Minerva Motors
Minerva war ein belgischer Hersteller von Luxusautos zwischen 1902 und 1938.
Der Belgier Sylvain de Jong (1868–1928) gründete 1897 die Fahrradfabrik Minerva in Antwerpen. 1900 begann er, einen 3 bzw. 4 PS starken Schweizer Einzylindermotor der Marke Zedel an seine Fahrräder zu montieren. Nach dem Erwerb einer Lizenz der Schweizer Ingenieure H. Lüthi und E. Zürcher (sie hatten einen 211-cm³-Motor entwickelt) begann er mit dem Bau von Motorrädern. Ihre Motoren waren zusammen mit dem Tank und der Zündung schräg unter dem Rohrrahmen angeordnet. Sein Vergaser funktionierte durch eine Berührungsfläche. Das Motorrad wurde über einen gedrehten, runden Leder-Riemen angetrieben. Der Lederriemen übertrug die Bewegung der Motorriemenscheibe auf eine andere Riemenscheibe größeren Durchmessers, die an den Hinterradspeichen des Fahrrads angebracht war.

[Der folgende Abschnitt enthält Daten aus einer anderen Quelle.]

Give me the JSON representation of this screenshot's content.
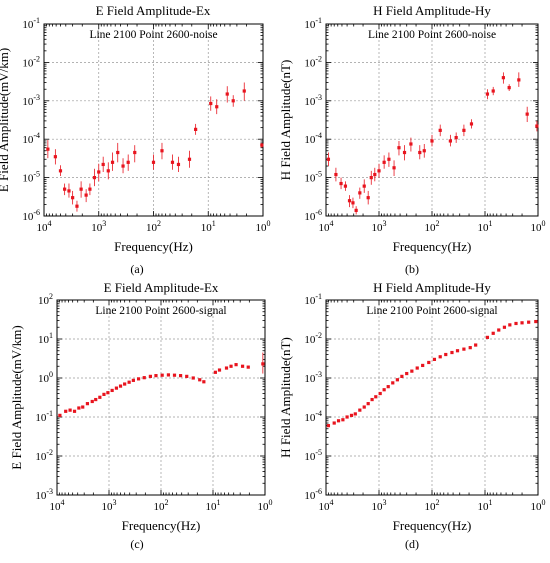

Diese Verbindung wurde als die Minerva-Position bekannt. Schnell errangen die Minerva-Motorräder durch ihre Zuverlässigkeit und ihre Siege auf der Rennbahn von Zurenborg einen guten Ruf. Dank der regen Nachfrage wuchs der Betrieb schnell und wurde in neue Gebäude verlegt.
Leichte Automobile
Nach Versuchen mit leichten Automobilen wurden einige Jahre lang kleine Fahrzeuge mit Einzylindermotoren produziert, die den Namen Minervette erhielten. 1902 kam ein 6-CV-Vierzylindermodell hinzu. 1903 gründete de Jong in Berchem bei Antwerpen die NV Minerva Motors. 1904 begann er mit der Fertigung von Modellen mit Zwei-, Drei- und Vierzylindermotoren mit Kettentrieb und metallverkleidetem Holzrahmen. 1907 belegten Minerva-Rennwagen die ersten drei Plätze beim Ardennenrennen für Kaiserpreis-Fahrzeuge.[1] Nach diesem Dreifachsieg durch John Moore-Brabazon, Sytse Frederick Willem Koolhoven und Kenelm Lee Guinness mit dem 8-Liter-Wagen widmete sich de Jong endgültig dem Bau von luxuriösen, großvolumigen Autos und stellte die Produktion von Fahrrädern und Motorrädern ein.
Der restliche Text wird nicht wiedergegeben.